BUENOS AIRES — “Visitante de invierno” (Winter Visitor) is leading a push into horror films in Argentina.
The pic will premiere March 6 in Buenos Aires as the first homespun horror film made for theatrical release in two decades — at a time when leading producers are making their first bets on the genre.
Distributed by Primer Plano Film Group, the $500,000 film is about a young man who moves to a seaside town to relax only to find a house that kids enter but never exit.
“There is a whole generation of young directors that have made low-budget horror films,” says Horacio Mentasti, who produced “Winter Visitor” under his Cinemagroup banner. “Now they have developed confidence to make the jump to more professional productions.”
“Winter Visitor” director Sergio Esquenazi honed his skills with films like “Bone Breaker” that went straight to DVD.
He is among a platoon of filmmakers in an underground movement that spawned the Buenos Aires Rojo Sangre international festival for horror, fantastic and bizarre films that will be held for the ninth year in November.
Yet theatrical release has eluded the local contingent even as the “Hostel” and “Saw” franchises and recent releases like “AVPR: Aliens vs. Predator — Requiem,” “I Am Legend” and “An American Haunting” have pulled in spectators.
“People like horror films in Argentina,” says Alejandro de Grazia of distributor Pachamama Cine, which will release George Romero’s “Diary of the Dead” on Feb. 21.
“We want to capture some of this market,” says Adrian Garcia Bogliano, director and writer of titles like “Grite una noche” (Scream the Night) and “36 Pasos” (36 Steps). “We are convinced that our films will work well commercially.”
Patagonik Film Group, the biggest producer in Latin America, this year will produce “Ataud blanco” (White Coffin), which Garcia Bogliano wrote with his brother Ramiro.
It is the Disney-backed outfit’s first entry into horror and part of an industrywide push into genre pics as producers aim for wider sales than the auteur films that have dominated the industry over the past decade.
“The horror genre has a large fan base” and this promises a healthy return on low production investment, says Patagonik producer and artistic director Juan Vera.
Daniel de la Vega, who helmed “Jennifer’s Shadow” with Faye Dunaway, will direct “White Coffin,” a $400,000 road pic about a mother trying to recover her daughter alive within 24 hours.
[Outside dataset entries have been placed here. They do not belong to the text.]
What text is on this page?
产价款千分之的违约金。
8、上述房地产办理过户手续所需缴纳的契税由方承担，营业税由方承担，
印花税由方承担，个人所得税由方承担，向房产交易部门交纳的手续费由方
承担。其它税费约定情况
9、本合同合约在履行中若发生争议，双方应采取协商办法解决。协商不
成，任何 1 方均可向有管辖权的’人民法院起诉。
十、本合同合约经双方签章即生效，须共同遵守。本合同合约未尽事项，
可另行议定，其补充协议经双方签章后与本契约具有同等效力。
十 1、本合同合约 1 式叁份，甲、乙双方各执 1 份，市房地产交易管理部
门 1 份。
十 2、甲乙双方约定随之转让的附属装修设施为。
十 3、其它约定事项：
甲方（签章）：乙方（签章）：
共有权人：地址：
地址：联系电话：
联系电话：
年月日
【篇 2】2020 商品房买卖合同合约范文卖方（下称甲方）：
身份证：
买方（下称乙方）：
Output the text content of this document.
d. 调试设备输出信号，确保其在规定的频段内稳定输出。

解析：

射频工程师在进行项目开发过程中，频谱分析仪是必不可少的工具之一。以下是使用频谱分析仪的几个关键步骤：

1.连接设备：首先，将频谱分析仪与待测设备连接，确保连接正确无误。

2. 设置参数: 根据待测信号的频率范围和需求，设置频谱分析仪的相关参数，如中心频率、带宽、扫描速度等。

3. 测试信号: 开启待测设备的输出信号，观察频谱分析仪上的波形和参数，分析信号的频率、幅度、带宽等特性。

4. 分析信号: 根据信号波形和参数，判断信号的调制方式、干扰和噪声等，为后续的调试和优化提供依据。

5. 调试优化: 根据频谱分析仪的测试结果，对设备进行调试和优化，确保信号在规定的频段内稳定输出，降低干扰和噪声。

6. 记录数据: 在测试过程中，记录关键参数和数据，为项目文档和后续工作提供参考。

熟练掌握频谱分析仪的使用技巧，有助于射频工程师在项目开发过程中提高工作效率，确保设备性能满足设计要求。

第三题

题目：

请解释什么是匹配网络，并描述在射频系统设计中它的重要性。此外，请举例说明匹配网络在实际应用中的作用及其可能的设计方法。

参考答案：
K&S Films, another leading producer, is prepping horror film “Cimarron” this year, directed and written by Israel Adrian Caetano of 2006 Cannes-nommed “Cronica de una fuga” (Buenos Aires 1977).
“Horror films are small-budget films geared to a target,” says Cinemagroup’s Mentasti. “A horror film can work internationally. The big challenge is the language and subtitles.”
To sidestep this issue, Paura Flics, which is co-producing “White Coffin,” has sold the remake rights to Garcia Bogliano’s “Habitaciones para turistas” (Rooms for Tourists), a $3,000 production that had a theatrical run in New York two years ago, to the Collective, a Los Angeles management firm and production entity that owns the horror-film website Bloody-Disgusting.com.
Shooting is slated for the middle of this year, with Garcia Bogliano directing the English-language remake about five city girls who must spend a gruesome night in an isolated house in Mississippi. Lionsgate is tipped to produce.
“There is a new movement of Latin American horror films that is coming out of Argentina, Chile, Peru, Puerto Rico and other places,” says producer Hernan Moyano of Paura Flics. “The movement is gaining attention abroad.”